The investigators then restricted their analysis to the patients who achieved an undetectable viral load within six months to see if subtype affected the risk of viral load subsequently rebounding to detectable levels.

They found that rebound occurred in 18% of patients, and their first set of statistical analysis showed that the risk of this happening was 39% higher in those infected with subtype C than subtype B. However, this difference disappeared in subsequent analysis that controlled for potential confounding factors.

Nevertheless, the investigators still found that viral rebound was slightly more likely to occur in patients with subtype C than subtype B (adjusted hazard ratio, 1.40, 95% confidence interval 1.00 to 1.95, p = 0.05).

Next the investigators excluded patients whose increase in viral load was due to non-adherence or a treatment interruption. Taking these factors into account, they found no difference in the time to viral load rebound between subtypes.

Analysis was then undertaken to determine the effect of ethnicity and HIV risk group on the virological outcome of treatment. This showed that the interval between starting HIV treatment and achieving an undetectable viral load was shorter in patients of black African origin than white patients (p = 0.03) and amongst heterosexual women than gay men (p = 0.04).

Finally, the investigators looked at the impact of subtype on the recovery of the immune system. Patients infected with non-B subtypes had lower baseline CD4 cell counts than patients with subtype B infection and this difference persisted during HIV treatment. However, the rate at which CD4 cell count increased did not differ by subtype.

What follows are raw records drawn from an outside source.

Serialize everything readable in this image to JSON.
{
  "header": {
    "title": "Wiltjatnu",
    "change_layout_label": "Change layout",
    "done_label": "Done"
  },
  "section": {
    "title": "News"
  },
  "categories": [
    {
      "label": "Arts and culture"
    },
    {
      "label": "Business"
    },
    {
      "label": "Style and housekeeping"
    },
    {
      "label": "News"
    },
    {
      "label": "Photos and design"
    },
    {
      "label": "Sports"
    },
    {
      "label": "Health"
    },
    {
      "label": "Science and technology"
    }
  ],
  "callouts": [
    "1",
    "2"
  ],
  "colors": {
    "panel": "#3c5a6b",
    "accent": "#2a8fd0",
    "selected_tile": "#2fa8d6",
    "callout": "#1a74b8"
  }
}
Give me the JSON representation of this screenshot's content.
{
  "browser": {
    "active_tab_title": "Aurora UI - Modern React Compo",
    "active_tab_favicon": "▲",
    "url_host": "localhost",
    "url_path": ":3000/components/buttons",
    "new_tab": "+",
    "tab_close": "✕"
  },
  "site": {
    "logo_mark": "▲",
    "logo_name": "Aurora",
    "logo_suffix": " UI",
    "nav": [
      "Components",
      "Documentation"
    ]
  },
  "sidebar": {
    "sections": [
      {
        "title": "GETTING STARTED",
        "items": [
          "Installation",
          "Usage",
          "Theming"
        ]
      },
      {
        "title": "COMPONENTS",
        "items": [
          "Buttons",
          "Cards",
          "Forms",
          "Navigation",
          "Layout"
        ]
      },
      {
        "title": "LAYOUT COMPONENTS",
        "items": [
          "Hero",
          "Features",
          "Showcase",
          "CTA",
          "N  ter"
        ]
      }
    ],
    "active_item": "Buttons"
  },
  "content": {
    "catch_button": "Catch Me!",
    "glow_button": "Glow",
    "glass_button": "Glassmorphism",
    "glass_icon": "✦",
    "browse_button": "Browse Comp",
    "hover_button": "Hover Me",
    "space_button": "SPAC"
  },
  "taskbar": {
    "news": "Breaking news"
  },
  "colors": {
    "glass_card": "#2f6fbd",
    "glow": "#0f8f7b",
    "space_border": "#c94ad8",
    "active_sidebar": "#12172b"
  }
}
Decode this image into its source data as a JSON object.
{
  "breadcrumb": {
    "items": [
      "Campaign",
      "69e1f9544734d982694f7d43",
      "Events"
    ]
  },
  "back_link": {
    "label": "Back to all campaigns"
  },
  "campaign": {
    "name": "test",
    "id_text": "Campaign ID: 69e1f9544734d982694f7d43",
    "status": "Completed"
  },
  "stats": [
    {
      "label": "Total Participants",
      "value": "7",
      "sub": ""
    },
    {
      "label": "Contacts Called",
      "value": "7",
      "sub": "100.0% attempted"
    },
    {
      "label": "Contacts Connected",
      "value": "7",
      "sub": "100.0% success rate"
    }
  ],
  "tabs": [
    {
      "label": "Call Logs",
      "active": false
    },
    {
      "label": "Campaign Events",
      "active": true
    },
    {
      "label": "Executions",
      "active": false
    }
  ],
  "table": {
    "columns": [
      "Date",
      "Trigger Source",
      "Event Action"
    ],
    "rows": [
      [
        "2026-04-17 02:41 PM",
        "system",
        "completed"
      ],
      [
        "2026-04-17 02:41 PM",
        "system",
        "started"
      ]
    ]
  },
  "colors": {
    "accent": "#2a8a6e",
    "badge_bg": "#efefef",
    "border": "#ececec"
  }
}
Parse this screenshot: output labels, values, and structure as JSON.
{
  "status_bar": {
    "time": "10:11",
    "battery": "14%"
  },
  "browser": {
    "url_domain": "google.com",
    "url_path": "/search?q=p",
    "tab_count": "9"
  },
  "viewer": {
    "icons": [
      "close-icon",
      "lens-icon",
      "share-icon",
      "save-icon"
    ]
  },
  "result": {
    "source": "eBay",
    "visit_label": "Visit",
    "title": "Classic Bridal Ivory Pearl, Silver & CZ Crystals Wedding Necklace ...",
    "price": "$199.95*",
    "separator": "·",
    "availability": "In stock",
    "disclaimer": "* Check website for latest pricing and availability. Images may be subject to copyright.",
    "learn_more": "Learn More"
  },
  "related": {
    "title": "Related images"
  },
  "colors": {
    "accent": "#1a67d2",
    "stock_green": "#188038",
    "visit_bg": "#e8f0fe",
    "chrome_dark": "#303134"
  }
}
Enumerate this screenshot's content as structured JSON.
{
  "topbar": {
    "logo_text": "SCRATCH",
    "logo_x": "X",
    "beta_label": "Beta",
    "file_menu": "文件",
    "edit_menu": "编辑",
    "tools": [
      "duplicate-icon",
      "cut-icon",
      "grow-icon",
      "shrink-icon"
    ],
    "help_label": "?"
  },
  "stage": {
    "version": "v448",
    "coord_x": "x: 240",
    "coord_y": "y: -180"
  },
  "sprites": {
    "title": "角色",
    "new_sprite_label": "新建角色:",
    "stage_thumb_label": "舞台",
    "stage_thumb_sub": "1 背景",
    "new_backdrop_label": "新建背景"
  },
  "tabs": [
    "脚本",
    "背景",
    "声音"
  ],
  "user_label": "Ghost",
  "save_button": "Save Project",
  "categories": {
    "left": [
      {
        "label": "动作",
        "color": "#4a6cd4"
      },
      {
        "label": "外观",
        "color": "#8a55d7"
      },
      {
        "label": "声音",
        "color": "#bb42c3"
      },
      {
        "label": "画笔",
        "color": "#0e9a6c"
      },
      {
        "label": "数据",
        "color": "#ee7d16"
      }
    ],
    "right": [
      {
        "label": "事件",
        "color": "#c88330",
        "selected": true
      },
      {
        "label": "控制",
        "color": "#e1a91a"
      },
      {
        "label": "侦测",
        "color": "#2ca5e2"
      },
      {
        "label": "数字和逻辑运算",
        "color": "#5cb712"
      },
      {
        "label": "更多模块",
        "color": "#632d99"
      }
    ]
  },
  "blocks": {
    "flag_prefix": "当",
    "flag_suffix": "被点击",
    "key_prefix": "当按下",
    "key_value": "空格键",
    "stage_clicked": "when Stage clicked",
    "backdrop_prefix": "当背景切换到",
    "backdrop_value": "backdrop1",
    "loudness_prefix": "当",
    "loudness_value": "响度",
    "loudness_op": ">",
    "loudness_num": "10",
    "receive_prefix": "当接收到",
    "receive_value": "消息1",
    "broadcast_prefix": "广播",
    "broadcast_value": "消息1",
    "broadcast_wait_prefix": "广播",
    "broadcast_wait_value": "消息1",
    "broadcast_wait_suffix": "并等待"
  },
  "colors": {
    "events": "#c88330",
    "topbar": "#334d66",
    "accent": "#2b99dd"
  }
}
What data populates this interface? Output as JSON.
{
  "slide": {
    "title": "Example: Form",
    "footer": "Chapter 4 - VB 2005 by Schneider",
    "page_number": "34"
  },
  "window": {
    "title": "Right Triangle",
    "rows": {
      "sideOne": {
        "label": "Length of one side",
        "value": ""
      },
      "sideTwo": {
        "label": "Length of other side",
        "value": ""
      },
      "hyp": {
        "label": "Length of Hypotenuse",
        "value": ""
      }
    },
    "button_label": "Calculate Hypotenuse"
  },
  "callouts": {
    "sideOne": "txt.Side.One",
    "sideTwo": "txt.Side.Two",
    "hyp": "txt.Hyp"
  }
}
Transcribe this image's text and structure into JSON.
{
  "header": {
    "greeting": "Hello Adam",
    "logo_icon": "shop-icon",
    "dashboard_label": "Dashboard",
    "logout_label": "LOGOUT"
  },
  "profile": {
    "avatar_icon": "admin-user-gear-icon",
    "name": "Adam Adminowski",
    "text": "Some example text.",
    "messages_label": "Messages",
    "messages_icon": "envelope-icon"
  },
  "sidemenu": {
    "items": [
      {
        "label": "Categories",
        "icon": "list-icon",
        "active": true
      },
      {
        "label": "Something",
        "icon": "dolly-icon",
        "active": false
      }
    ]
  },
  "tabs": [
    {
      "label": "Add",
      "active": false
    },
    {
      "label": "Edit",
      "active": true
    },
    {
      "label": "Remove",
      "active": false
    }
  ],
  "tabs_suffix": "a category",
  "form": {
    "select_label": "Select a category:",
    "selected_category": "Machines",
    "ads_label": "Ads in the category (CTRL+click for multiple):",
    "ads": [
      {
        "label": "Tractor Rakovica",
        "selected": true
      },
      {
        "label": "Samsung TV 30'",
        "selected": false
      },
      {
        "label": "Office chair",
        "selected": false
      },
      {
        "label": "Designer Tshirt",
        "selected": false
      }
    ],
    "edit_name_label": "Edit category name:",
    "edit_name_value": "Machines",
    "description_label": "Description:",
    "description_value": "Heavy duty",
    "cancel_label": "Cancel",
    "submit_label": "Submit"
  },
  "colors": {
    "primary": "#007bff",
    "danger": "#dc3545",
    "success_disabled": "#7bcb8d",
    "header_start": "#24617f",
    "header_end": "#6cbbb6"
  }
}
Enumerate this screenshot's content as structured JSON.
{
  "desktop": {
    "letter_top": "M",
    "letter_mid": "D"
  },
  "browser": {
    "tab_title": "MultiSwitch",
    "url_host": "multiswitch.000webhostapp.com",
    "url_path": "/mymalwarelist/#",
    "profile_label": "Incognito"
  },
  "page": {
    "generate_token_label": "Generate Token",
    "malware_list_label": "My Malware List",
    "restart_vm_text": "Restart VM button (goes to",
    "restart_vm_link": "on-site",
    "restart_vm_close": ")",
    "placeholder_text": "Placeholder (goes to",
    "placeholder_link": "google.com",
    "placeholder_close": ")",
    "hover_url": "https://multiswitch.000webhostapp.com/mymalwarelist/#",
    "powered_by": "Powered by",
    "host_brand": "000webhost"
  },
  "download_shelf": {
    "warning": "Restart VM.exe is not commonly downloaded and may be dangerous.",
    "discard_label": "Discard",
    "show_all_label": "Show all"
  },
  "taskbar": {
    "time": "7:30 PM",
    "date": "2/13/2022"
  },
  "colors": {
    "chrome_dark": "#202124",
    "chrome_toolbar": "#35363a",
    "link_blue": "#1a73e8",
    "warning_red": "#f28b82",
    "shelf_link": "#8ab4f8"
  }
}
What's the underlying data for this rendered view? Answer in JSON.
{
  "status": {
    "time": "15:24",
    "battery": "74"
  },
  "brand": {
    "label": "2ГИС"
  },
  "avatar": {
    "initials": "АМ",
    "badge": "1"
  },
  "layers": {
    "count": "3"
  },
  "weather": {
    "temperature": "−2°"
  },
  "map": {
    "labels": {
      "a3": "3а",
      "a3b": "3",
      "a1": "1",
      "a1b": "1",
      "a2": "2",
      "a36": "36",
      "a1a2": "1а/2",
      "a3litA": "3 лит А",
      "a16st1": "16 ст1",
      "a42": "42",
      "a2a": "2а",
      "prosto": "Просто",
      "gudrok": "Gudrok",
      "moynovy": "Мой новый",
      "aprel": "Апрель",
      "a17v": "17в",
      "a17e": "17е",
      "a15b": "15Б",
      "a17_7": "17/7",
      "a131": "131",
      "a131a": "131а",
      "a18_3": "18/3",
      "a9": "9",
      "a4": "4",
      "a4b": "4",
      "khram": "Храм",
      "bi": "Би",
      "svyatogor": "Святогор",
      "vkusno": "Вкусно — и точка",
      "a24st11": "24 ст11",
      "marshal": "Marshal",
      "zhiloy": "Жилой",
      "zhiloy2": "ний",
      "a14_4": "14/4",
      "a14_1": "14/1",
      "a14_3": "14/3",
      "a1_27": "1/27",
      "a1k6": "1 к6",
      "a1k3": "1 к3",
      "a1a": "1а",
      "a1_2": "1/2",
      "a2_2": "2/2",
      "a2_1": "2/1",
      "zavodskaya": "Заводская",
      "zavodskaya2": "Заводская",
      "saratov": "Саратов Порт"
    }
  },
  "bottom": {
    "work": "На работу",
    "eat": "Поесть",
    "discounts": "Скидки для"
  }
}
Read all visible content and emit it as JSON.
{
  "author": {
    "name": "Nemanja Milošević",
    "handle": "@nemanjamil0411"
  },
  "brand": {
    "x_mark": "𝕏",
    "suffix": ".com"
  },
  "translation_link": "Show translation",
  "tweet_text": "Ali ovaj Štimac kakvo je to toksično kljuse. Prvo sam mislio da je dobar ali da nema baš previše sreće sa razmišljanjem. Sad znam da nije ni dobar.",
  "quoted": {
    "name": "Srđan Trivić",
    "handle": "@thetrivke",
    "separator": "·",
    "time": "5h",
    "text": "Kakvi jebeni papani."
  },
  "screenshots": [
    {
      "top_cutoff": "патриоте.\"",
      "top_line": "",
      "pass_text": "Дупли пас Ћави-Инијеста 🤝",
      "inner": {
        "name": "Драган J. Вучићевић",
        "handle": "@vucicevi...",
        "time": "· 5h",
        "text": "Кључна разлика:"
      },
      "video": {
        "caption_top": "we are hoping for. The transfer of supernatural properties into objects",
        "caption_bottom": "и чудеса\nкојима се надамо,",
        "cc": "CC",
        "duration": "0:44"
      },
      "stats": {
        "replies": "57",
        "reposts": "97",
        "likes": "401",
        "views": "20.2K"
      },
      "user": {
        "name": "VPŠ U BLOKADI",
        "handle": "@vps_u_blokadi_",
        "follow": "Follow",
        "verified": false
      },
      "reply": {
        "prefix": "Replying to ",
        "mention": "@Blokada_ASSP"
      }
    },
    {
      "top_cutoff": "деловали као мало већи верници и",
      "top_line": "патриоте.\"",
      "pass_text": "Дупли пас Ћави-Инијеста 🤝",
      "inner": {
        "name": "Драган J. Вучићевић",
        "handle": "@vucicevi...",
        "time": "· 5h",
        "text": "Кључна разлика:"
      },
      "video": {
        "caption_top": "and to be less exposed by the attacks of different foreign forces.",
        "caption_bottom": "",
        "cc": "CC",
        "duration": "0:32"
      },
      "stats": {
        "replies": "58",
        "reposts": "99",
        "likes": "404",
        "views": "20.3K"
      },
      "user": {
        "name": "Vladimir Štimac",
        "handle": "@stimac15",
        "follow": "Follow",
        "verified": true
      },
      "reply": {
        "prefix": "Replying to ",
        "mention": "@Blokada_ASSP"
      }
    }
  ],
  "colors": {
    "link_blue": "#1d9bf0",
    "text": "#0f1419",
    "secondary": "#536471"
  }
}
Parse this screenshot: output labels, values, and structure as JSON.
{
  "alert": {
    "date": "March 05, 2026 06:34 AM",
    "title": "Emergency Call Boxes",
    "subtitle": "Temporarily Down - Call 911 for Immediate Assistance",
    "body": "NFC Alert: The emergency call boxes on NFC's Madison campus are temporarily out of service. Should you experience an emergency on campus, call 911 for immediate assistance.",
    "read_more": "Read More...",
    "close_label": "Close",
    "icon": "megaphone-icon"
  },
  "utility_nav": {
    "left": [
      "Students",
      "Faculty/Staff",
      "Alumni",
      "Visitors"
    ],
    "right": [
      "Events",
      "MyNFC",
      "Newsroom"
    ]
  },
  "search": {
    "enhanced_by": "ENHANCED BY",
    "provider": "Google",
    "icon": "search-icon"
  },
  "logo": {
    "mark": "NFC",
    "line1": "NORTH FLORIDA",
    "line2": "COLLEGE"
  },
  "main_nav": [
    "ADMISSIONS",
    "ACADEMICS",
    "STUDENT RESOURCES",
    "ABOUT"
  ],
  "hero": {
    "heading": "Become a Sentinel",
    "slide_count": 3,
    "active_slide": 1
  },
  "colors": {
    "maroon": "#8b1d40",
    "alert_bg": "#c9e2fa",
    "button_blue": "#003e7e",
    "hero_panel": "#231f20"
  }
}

“Virologic and immunologic responses were excellent overall during a median follow-up period of 39 months, indicating that current regimens are equally effective regardless of the infecting subtype,” conclude the investigators.

An accompanying editorial states, “Modern antiretroviral therapy works well in the handful of non-B subtypes studied so far and will certainly save lives, independent of the subtype of the infecting virus.” However, the investigators believe that more research is needed to evaluate the effectiveness of antiretroviral therapy against the full spectrum of subtype.

References

Geretti AM et al. Effect of HIV-1 subtype on virologic and immunologic response to starting highly active antiretroviral therapy. Clin Infect Dis 48: 1296-1305, 2009.

Kosakovsky-Pond SL et al. Are all subtypes created equal? The effectiveness of antiretroviral therapy against non-subtype B HIV-1. Clin Infect Dis 48: 1306-09, 2009.